To survive in 18th century Cairo, Nahri a young con artist, survives by performing minor cons, healings and a little theft. She knows nothing of her heritage or family, only that she can heal remarkably fast and understand any language. Nahri's life is upended when she accidentally summons Dara, a handsome djinn warrior in one of her healing cons who in turn, saves her from murderous Ifrit and demon spirits who have become aware of Nahri and her healing abilities. They flee towards Daevabad, Dara's homeland the legendary City of Brass, where Nahri must claim her magical birthright in order to prevent a war that threatens to destroy the entire djinn kingdom.

Meanwhile in Daevabad, Ali, the second son of the ruler of Daevabad has his own struggles. A deft warrior and devout follower of the faith, he sympathizes with the Shafits - a mixed race who are part djinn, part human who are restricted to living in the city, and suffer ill treatment at the hands of his father. When a mission to help the Shafit goes awry, Ali is placed in a situation that will test his loyalties between the crown and the Shafit cause.

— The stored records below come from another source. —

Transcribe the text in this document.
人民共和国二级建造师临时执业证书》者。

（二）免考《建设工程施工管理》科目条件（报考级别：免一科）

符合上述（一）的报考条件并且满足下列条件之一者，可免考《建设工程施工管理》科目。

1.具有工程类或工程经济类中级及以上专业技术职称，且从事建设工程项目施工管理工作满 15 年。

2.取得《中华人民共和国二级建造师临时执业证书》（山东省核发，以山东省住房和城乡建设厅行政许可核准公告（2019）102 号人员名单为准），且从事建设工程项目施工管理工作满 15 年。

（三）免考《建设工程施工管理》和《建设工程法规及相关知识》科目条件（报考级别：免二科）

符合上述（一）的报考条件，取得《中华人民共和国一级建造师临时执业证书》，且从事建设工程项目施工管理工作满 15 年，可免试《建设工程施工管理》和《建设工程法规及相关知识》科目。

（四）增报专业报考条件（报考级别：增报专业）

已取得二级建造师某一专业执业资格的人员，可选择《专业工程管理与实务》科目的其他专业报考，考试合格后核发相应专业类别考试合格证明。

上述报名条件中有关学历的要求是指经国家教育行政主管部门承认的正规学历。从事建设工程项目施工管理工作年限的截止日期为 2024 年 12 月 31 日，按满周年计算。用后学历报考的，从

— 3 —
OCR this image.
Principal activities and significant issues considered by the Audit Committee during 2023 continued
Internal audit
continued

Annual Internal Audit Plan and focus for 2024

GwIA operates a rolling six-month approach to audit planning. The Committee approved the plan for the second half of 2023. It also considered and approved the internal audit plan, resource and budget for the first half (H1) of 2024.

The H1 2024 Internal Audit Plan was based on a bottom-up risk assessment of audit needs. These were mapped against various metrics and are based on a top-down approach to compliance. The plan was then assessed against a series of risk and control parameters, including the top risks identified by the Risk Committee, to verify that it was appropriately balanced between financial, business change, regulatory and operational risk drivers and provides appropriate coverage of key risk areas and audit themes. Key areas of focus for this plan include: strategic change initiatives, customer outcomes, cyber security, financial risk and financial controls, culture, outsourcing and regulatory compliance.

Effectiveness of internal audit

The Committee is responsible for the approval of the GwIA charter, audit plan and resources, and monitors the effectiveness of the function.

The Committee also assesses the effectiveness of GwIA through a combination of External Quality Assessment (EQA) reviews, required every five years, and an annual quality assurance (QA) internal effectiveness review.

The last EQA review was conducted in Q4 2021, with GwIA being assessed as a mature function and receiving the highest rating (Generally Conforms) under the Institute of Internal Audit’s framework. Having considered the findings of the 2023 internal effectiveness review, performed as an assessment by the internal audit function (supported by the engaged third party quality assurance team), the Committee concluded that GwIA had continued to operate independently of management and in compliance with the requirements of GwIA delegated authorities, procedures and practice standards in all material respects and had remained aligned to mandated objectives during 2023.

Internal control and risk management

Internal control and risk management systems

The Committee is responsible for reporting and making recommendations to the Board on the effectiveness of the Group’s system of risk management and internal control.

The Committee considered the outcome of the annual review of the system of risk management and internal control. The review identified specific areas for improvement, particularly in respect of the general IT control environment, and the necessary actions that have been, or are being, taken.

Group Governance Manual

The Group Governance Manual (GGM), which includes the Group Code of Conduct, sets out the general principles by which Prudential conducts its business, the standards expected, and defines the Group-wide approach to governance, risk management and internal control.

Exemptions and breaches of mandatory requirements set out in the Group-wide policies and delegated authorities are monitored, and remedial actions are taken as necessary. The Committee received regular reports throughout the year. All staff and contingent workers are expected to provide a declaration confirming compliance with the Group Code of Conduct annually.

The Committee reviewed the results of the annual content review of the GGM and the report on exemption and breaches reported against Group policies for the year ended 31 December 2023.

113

Debut author Chakraborty writes an engrossing, fast-paced novel filled with richly detailed images and vivid prose. Written in a dual narrative, Chakraborty weaves a fascinating tale of speculative fiction that offers to the curious reader a glimpse into Middle Eastern mythology and djinn lore. The first novel in a trilogy, perfect for those who enjoy historical fiction with a blend of fantasy, as well as for readers who have previously enjoyed Helene Weckers’ novel "Golem and the Jinni".